Epitafio


  Caminante, si cruzaras por Viodo, detente allí un momento, al final de un camino, entre los campos verdes y los muros muy blancos de un solo cementerio. Allí descansa el nombre de Luz Ovies Quirós, grabado sobre un mármol que atesora sus restos. Párate y en sus flores, aunque sea silvestre, deposítale un beso.

   Era una mujer calma, con manos como fuentes, con hondura de océano. De palabras afables, de paciencia bisiesta, resignada y con rasgos de doctrina en sus gestos. Una mujer corriente, de estatura pequeña, de apacible sonrisa, tan sencilla por fuera como humana por dentro. En ella estaban todos los puntos cardinales. La despedida triste, la ilusión del regreso.
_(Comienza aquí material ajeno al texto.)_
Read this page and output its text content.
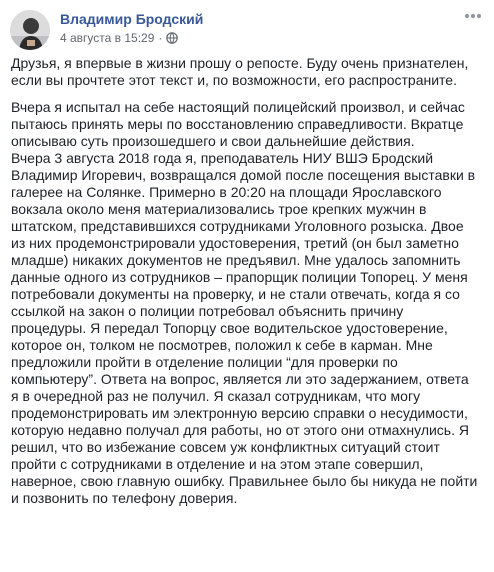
Владимир Бродский
4 августа в 15:29 ·

Друзья, я впервые в жизни прошу о репосте. Буду очень признателен,
если вы прочтете этот текст и, по возможности, его распространите.

Вчера я испытал на себе настоящий полицейский произвол, и сейчас
пытаюсь принять меры по восстановлению справедливости. Вкратце
описываю суть произошедшего и свои дальнейшие действия.
Вчера 3 августа 2018 года я, преподаватель НИУ ВШЭ Бродский
Владимир Игоревич, возвращался домой после посещения выставки в
галерее на Солянке. Примерно в 20:20 на площади Ярославского
вокзала около меня материализовались трое крепких мужчин в
штатском, представившихся сотрудниками Уголовного розыска. Двое
из них продемонстрировали удостоверения, третий (он был заметно
младше) никаких документов не предъявил. Мне удалось запомнить
данные одного из сотрудников – прапорщик полиции Топорец. У меня
потребовали документы на проверку, и не стали отвечать, когда я со
ссылкой на закон о полиции потребовал объяснить причину
процедуры. Я передал Топорцу свое водительское удостоверение,
которое он, толком не посмотрев, положил к себе в карман. Мне
предложили пройти в отделение полиции “для проверки по
компьютеру”. Ответа на вопрос, является ли это задержанием, ответа
я в очередной раз не получил. Я сказал сотрудникам, что могу
продемонстрировать им электронную версию справки о несудимости,
которую недавно получал для работы, но от этого они отмахнулись. Я
решил, что во избежание совсем уж конфликтных ситуаций стоит
пройти с сотрудниками в отделение и на этом этапе совершил,
наверное, свою главную ошибку. Правильнее было бы никуда не пойти
и позвонить по телефону доверия.
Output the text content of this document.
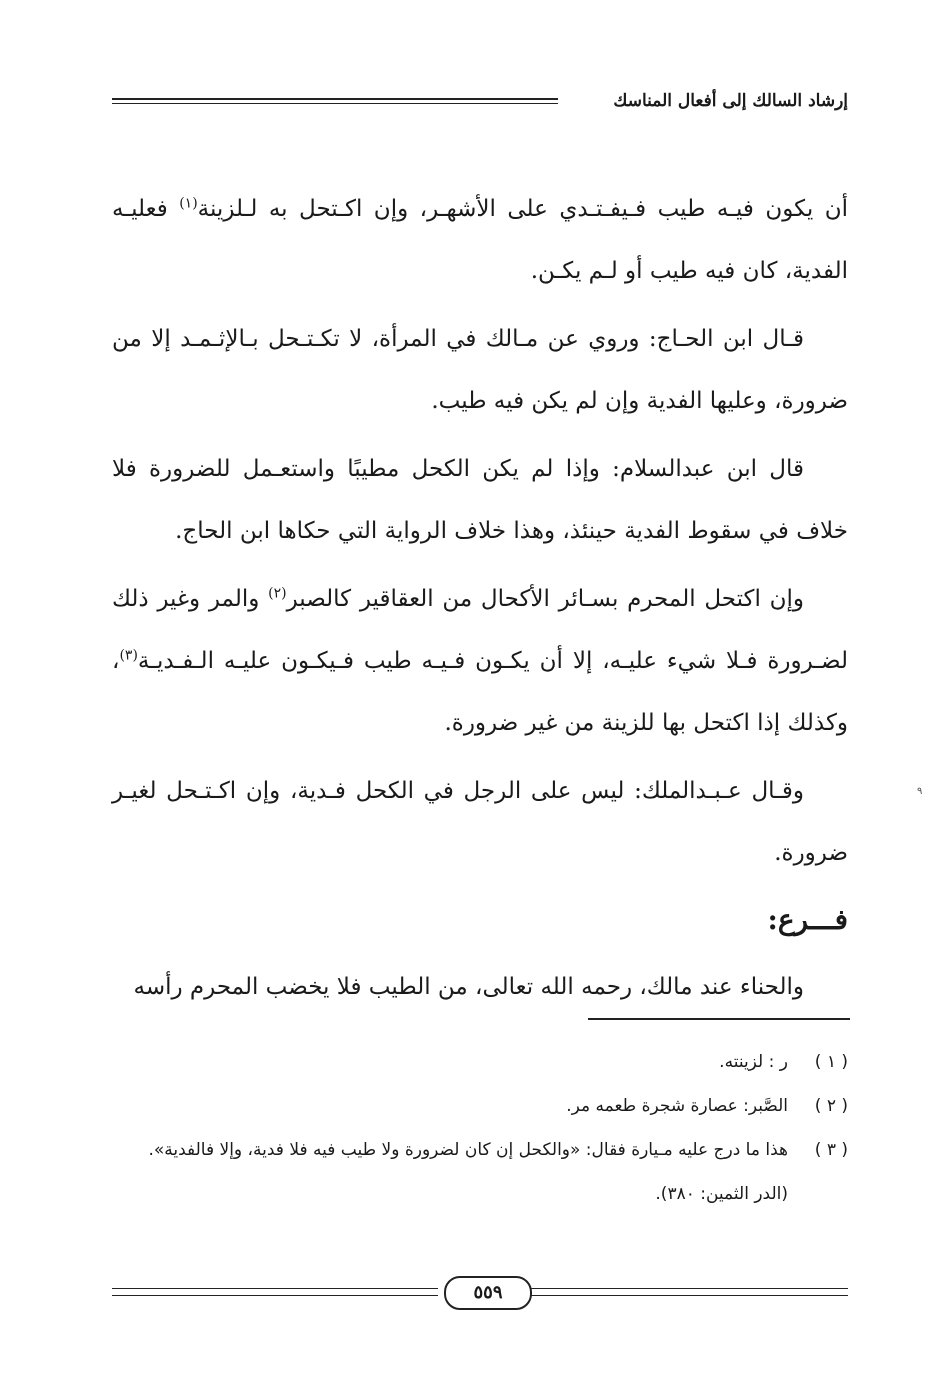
إرشاد السالك إلى أفعال المناسك

أن يكون فيـه طيب فـيفـتـدي على الأشهـر، وإن اكـتحل به لـلزينة$^{(١)}$ فعليـه الفدية، كان فيه طيب أو لـم يكـن.

قـال ابن الحـاج: وروي عن مـالك في المرأة، لا تكـتـحل بـالإثـمـد إلا من ضرورة، وعليها الفدية وإن لم يكن فيه طيب.

قال ابن عبدالسلام: وإذا لم يكن الكحل مطيبًا واستعـمل للضرورة فلا خلاف في سقوط الفدية حينئذ، وهذا خلاف الرواية التي حكاها ابن الحاج.

وإن اكتحل المحرم بسـائر الأكحال من العقاقير كالصبر$^{(٢)}$ والمر وغير ذلك لضـرورة فـلا شيء عليـه، إلا أن يكـون فـيـه طيب فـيكـون عليـه الـفـديـة$^{(٣)}$، وكذلك إذا اكتحل بها للزينة من غير ضرورة.

وقـال عـبـدالملك: ليس على الرجل في الكحل فـدية، وإن اكـتـحل لغيـر ضرورة.

فـــرع:

والحناء عند مالك، رحمه الله تعالى، من الطيب فلا يخضب المحرم رأسه

٩
( ١ )
ر : لزينته.
( ٢ )
الصَّبر: عصارة شجرة طعمه مر.
( ٣ )
هذا ما درج عليه مـيارة فقال: «والكحل إن كان لضرورة ولا طيب فيه فلا فدية، وإلا فالفدية». (الدر الثمين: ٣٨٠).
٥٥٩
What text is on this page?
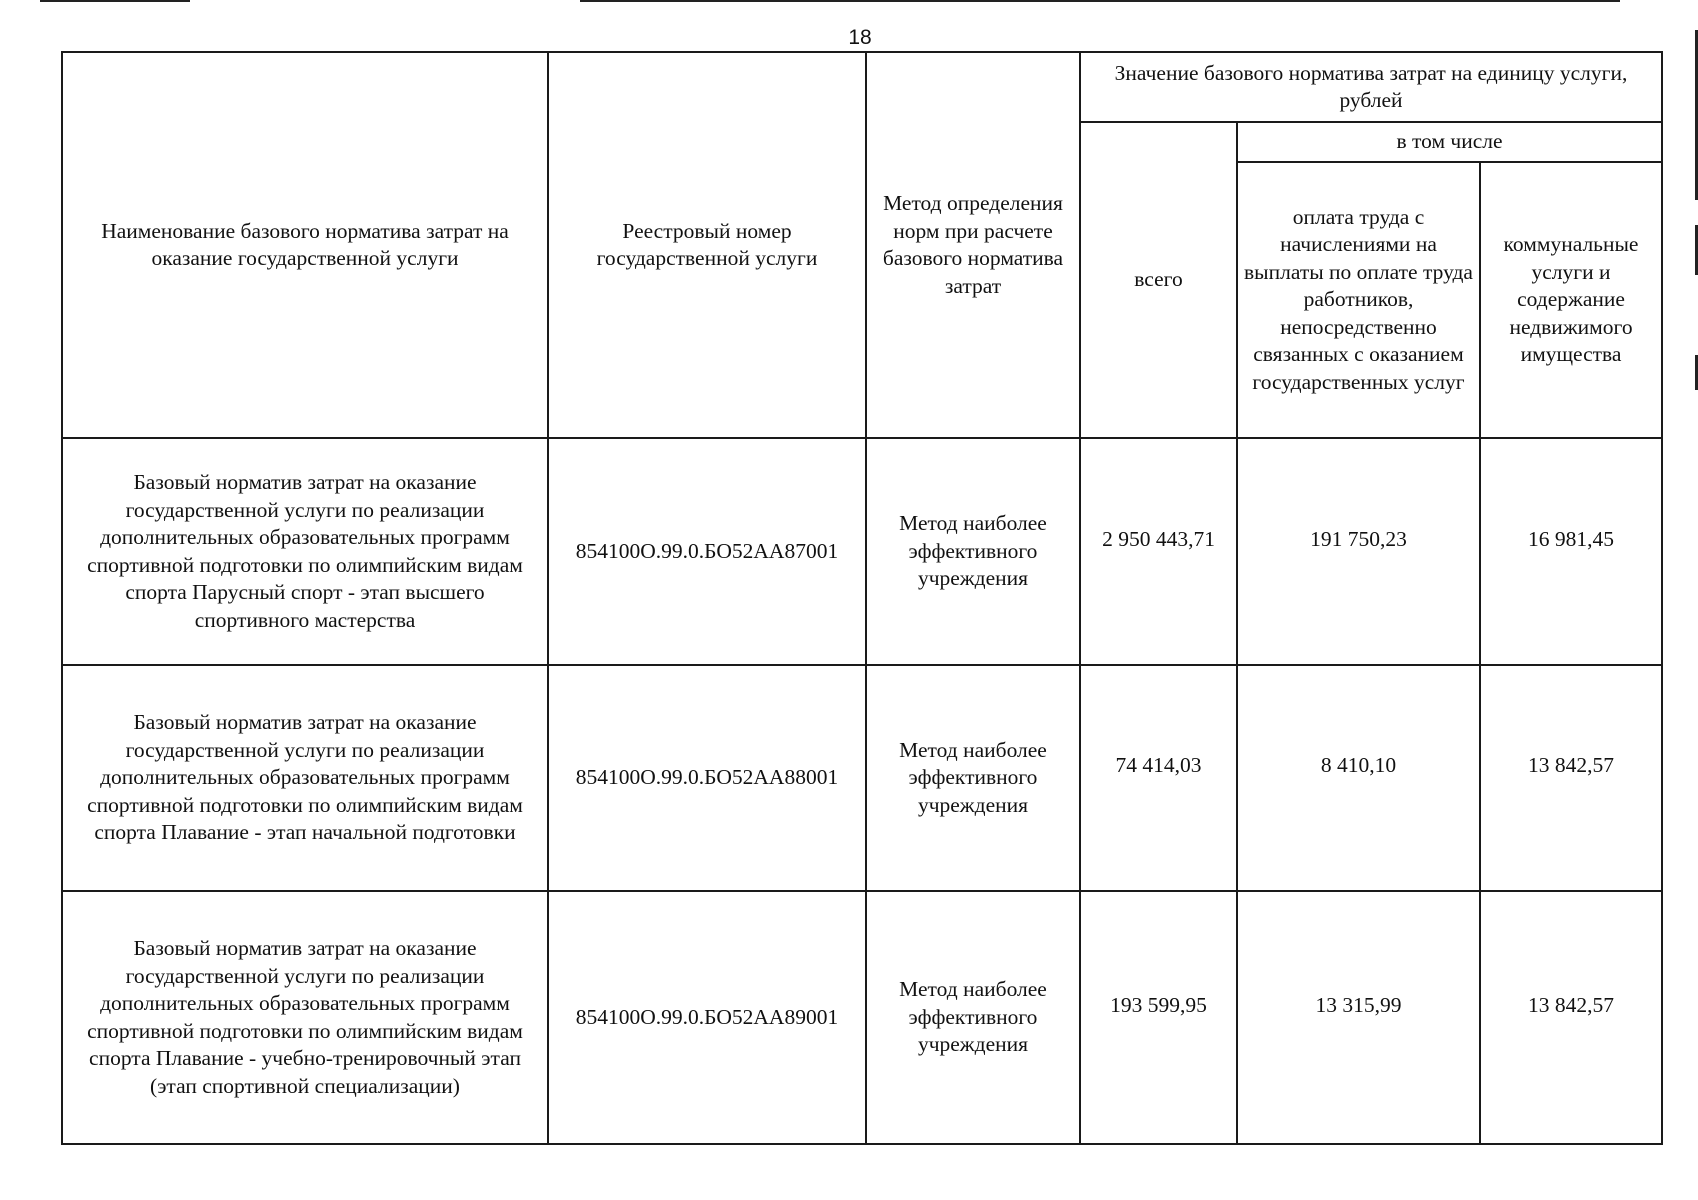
18
Наименование базового норматива затрат на оказание государственной услуги	Реестровый номер государственной услуги	Метод определения норм при расчете базового норматива затрат	Значение базового норматива затрат на единицу услуги, рублей		
			всего	в том числе	
				оплата труда с начислениями на выплаты по оплате труда работников, непосредственно связанных с оказанием государственных услуг	коммунальные услуги и содержание недвижимого имущества
Базовый норматив затрат на оказание государственной услуги по реализации дополнительных образовательных программ спортивной подготовки по олимпийским видам спорта Парусный спорт - этап высшего спортивного мастерства	854100О.99.0.БО52АА87001	Метод наиболее эффективного учреждения	2 950 443,71	191 750,23	16 981,45
Базовый норматив затрат на оказание государственной услуги по реализации дополнительных образовательных программ спортивной подготовки по олимпийским видам спорта Плавание - этап начальной подготовки	854100О.99.0.БО52АА88001	Метод наиболее эффективного учреждения	74 414,03	8 410,10	13 842,57
Базовый норматив затрат на оказание государственной услуги по реализации дополнительных образовательных программ спортивной подготовки по олимпийским видам спорта Плавание - учебно-тренировочный этап (этап спортивной специализации)	854100О.99.0.БО52АА89001	Метод наиболее эффективного учреждения	193 599,95	13 315,99	13 842,57
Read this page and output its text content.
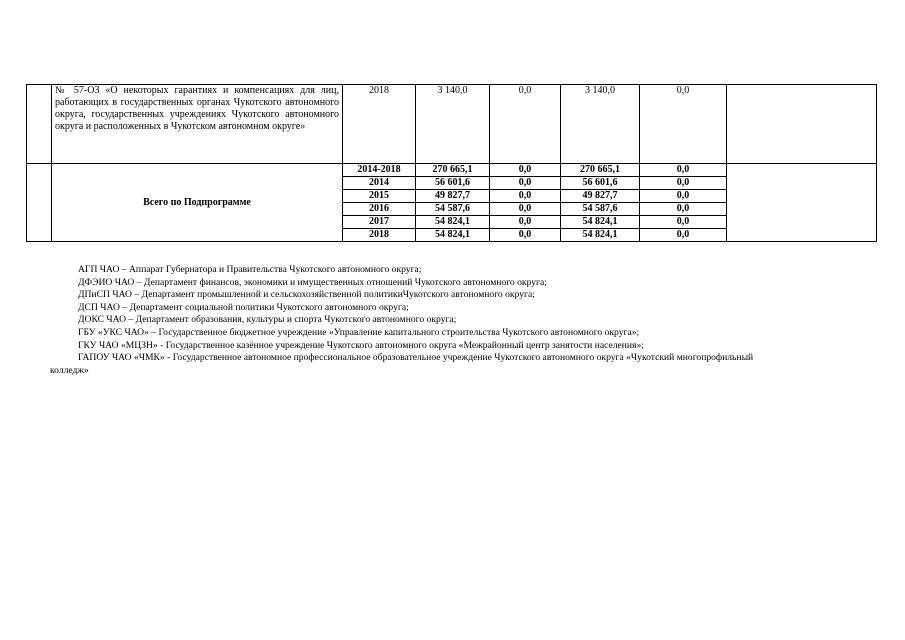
	№ 57-ОЗ «О некоторых гарантиях и компенсациях для лиц, работающих в государственных органах Чукотского автономного округа, государственных учреждениях Чукотского автономного округа и расположенных в Чукотском автономном округе»	2018	3 140,0	0,0	3 140,0	0,0	
	Всего по Подпрограмме	2014-2018	270 665,1	0,0	270 665,1	0,0	
		2014	56 601,6	0,0	56 601,6	0,0	
		2015	49 827,7	0,0	49 827,7	0,0	
		2016	54 587,6	0,0	54 587,6	0,0	
		2017	54 824,1	0,0	54 824,1	0,0	
		2018	54 824,1	0,0	54 824,1	0,0	
АГП ЧАО – Аппарат Губернатора и Правительства Чукотского автономного округа;
ДФЭИО ЧАО – Департамент финансов, экономики и имущественных отношений Чукотского автономного округа;
ДПиСП ЧАО – Департамент промышленной и сельскохозяйственной политикиЧукотского автономного округа;
ДСП ЧАО – Департамент социальной политики Чукотского автономного округа;
ДОКС ЧАО – Департамент образования, культуры и спорта Чукотского автономного округа;
ГБУ «УКС ЧАО» – Государственное бюджетное учреждение «Управление капитального строительства Чукотского автономного округа»;
ГКУ ЧАО «МЦЗН» - Государственное казённое учреждение Чукотского автономного округа «Межрайонный центр занятости населения»;
ГАПОУ ЧАО «ЧМК» - Государственное автономное профессиональное образовательное учреждение Чукотского автономного округа «Чукотский многопрофильный
колледж»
En ella yo miraba y, como un pescador atrapado en la noche, me orientaba en su cielo. Su perfil, horizonte; su voz, tierra muy firme; su fulgor, firmamento. Me dio el ser y la carne, los sentidos, la sangre y el aire que respiro. La llamaba mi rosa de los vientos.

   Le gustaba soñar con el mañana, tal vez porque su hoy nunca existió, quizás porque jamás pensó en sí misma, pues de tanto entregarse, ya no sabía hacerlo. Nunca cerró sus brazos, nunca guardó rencores, nunca envidió lo ajeno. Admiraba las frutas y las dalias, el cantar de los pájaros, el olor de la higuera y en otoño, decía, que le nacían olvidos en el pecho.

   Hace ya nueve años, pero en mi corazón es julio casi siempre, como si aún ahora le cerraran los ojos, como si todavía no fallara su aliento, como si desde entonces no transcurriera el tiempo de mi vida, o aconteciera desde entonces huérfano.

   Si pasas, caminante, no retrases tu rumbo, no es necesario que hables. Agradecía el silencio. Seguro que tampoco allí molesta a nadie, seguro que es discreta, querida entre los muertos. Deséale quietud y sigue tu trayecto.